The station building, now a private house, still stands here by the 'Station Garage'. The station was renamed Kielder Forest in 1948. The Kielder Reservoir now floods much of the route eastwards to Falstone, but a very fine castellated viaduct near Kielder Castle still stands. About 1/2 mi east from here the line is obliterated as its route is now reservoir and some scouring and embankment removal has removed the traces of its course. Slightly further east its course would be below today's water level.

== Education ==
Kielder Primary School and Nursery is a community school in Butteryhaugh, catering for a small number of children aged 3 to 11. Its roots go back to 1849 when Algernon Percy, 4th Duke of Northumberland founded a school in the village. Northumberland Education Authority took over the school in 1939 and added two timber-built classrooms. From 1950 senior pupils were transferred to the newly built Bellingham County Secondary School. The school building is described as "new" in 1964 by headmaster, W.M. Brown in an article published in the Journal of the Forestry Commission.
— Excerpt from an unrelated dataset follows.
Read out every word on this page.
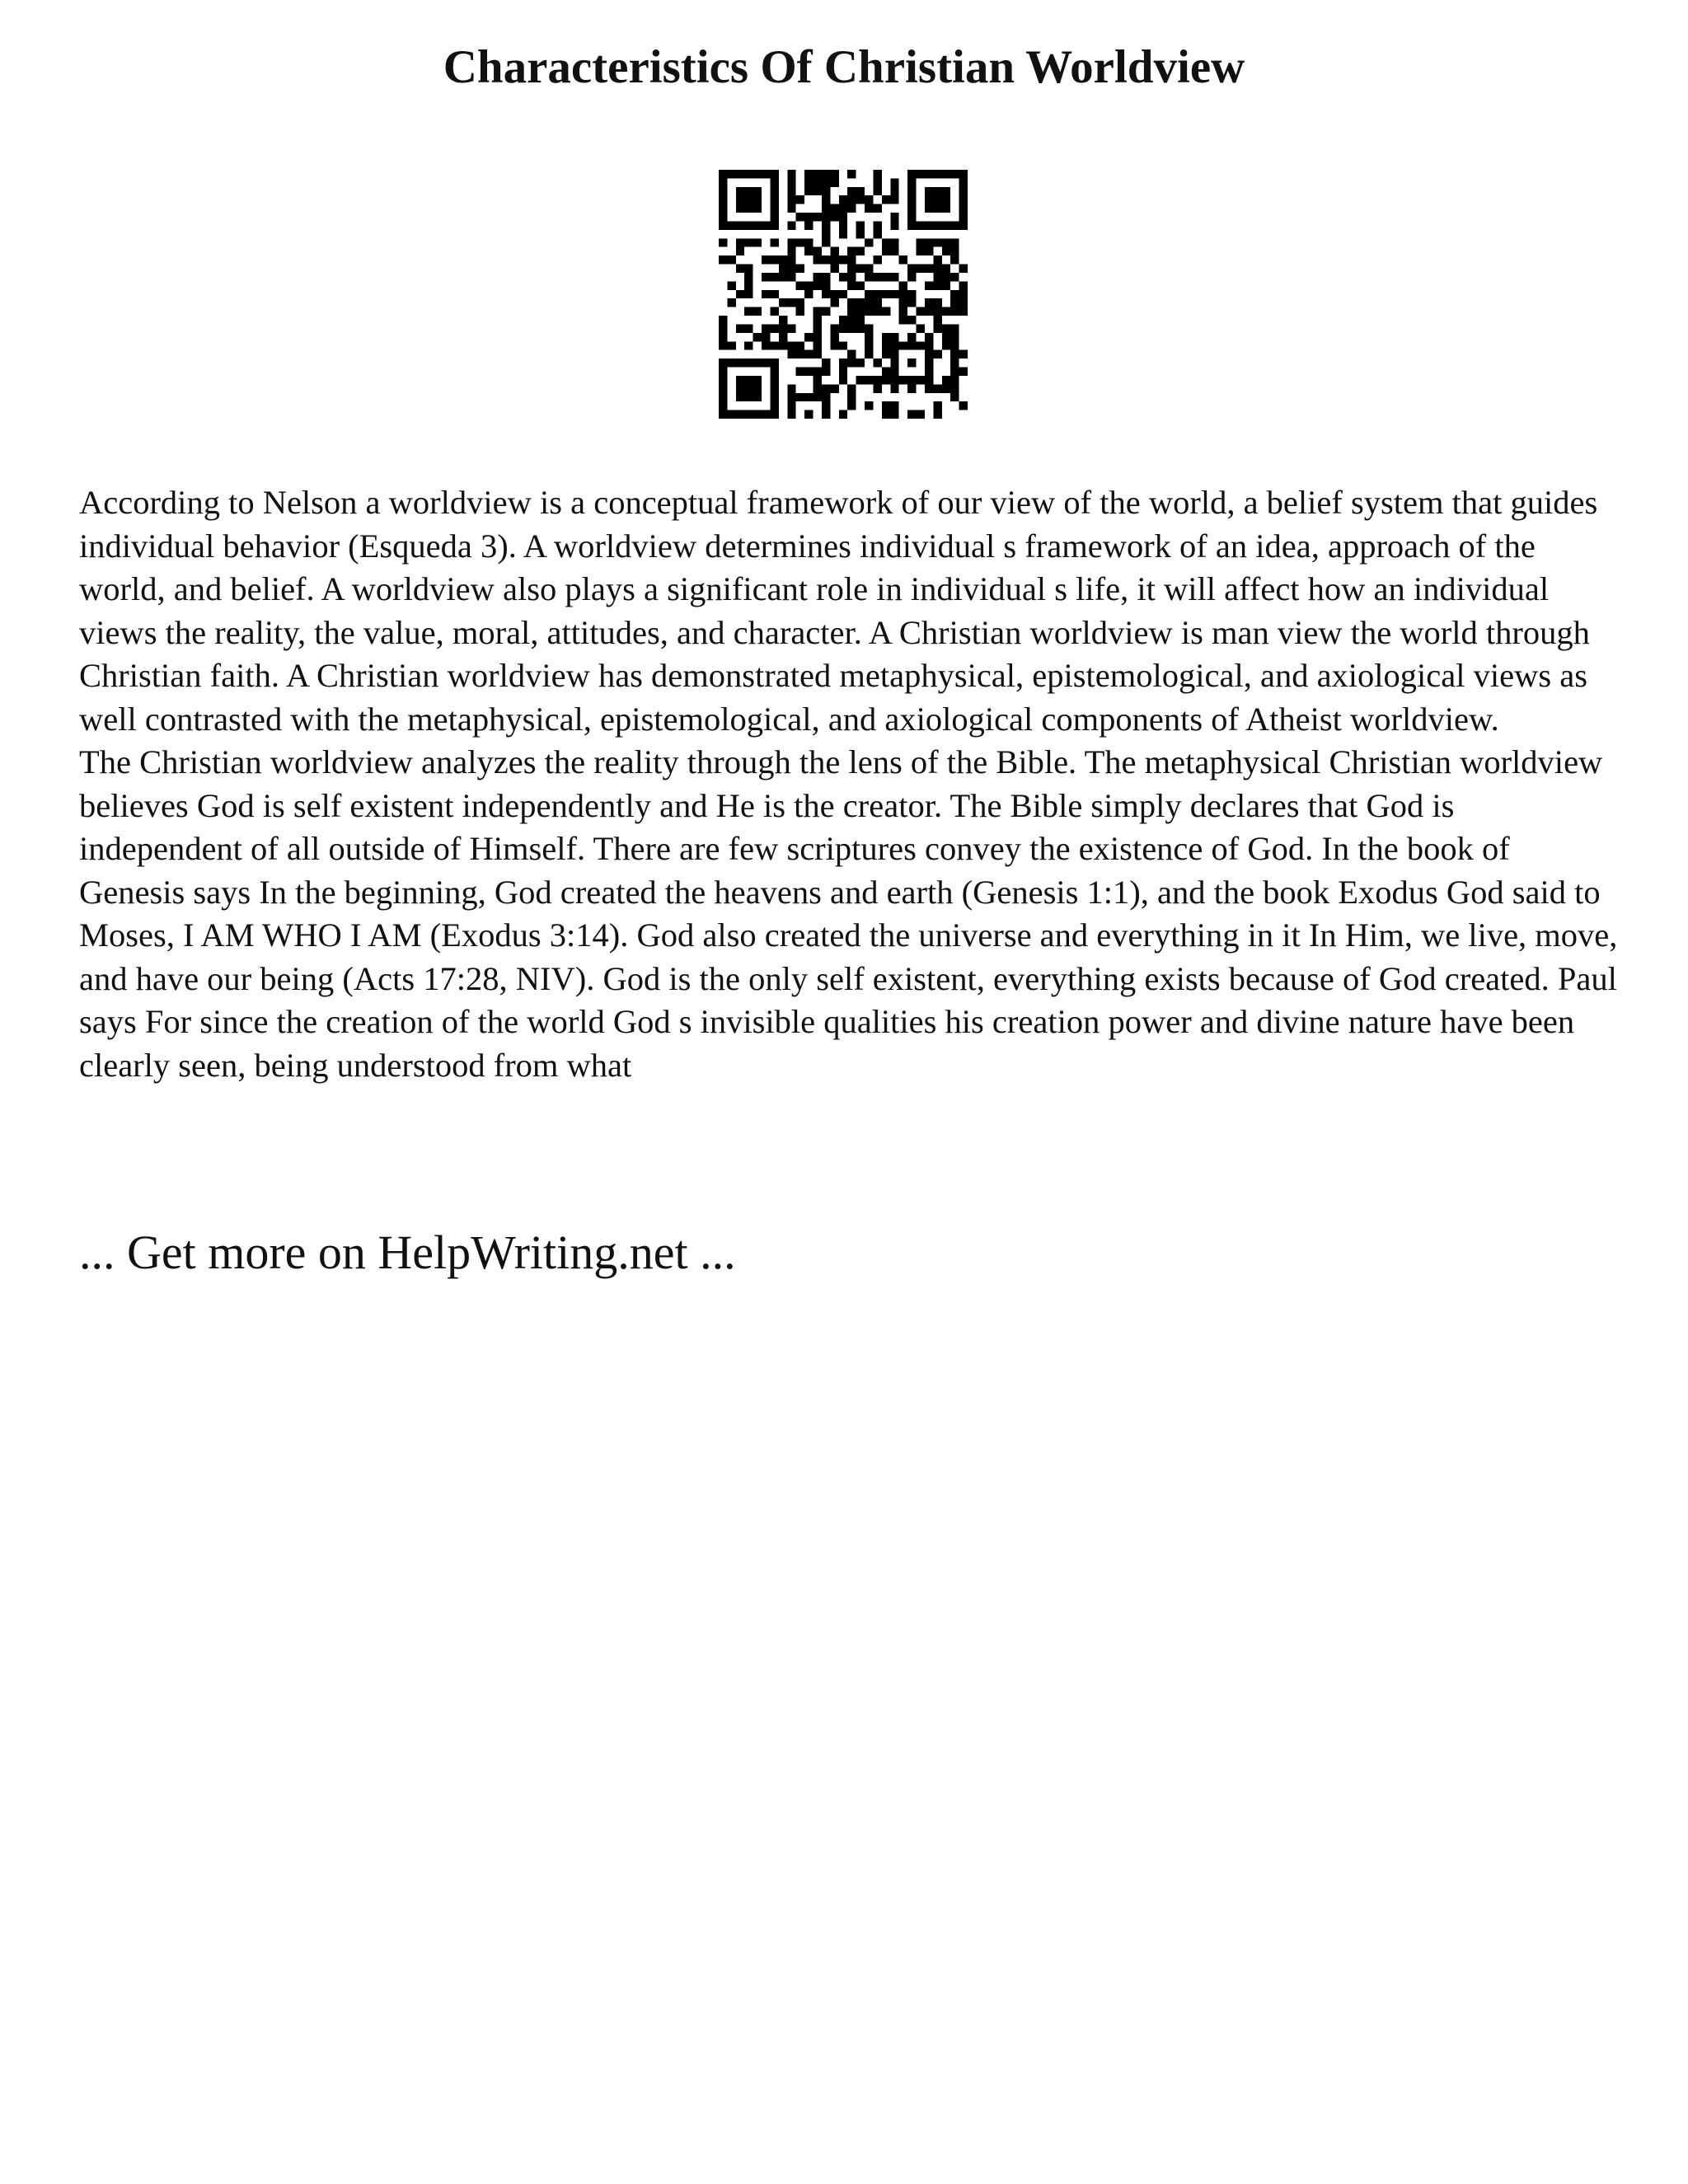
Characteristics Of Christian Worldview

According to Nelson a worldview is a conceptual framework of our view of the world, a belief system that guides individual behavior (Esqueda 3). A worldview determines individual s framework of an idea, approach of the world, and belief. A worldview also plays a significant role in individual s life, it will affect how an individual views the reality, the value, moral, attitudes, and character. A Christian worldview is man view the world through Christian faith. A Christian worldview has demonstrated metaphysical, epistemological, and axiological views as well contrasted with the metaphysical, epistemological, and axiological components of Atheist worldview.

The Christian worldview analyzes the reality through the lens of the Bible. The metaphysical Christian worldview believes God is self existent independently and He is the creator. The Bible simply declares that God is independent of all outside of Himself. There are few scriptures convey the existence of God. In the book of Genesis says In the beginning, God created the heavens and earth (Genesis 1:1), and the book Exodus God said to Moses, I AM WHO I AM (Exodus 3:14). God also created the universe and everything in it In Him, we live, move, and have our being (Acts 17:28, NIV). God is the only self existent, everything exists because of God created. Paul says For since the creation of the world God s invisible qualities his creation power and divine nature have been clearly seen, being understood from what

... Get more on HelpWriting.net ...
It was built under the auspices of Northumberland County Education Committee. Attached to the school was a three-storey community centre, containing a Northumberland County Library branch and reading room; the first floor had facilities for teaching art, woodwork and needlework. Between 2002 and 2015 the community centre building was utilised as Kielder Youth Hostel, but had been demolished by March 2020.

Children aged 9 to 13 attend Bellingham Middle School and from 13 to 18, Haydon Bridge High School. As the high school is a considerable distance away the option to board at the school exists.

== Religious sites ==
Kielder lies within the Anglican parish of Falstone with Greystead & Thorneyburn.

== Public services ==
Within the village there is a pub, shop, petrol station, garage and a post office.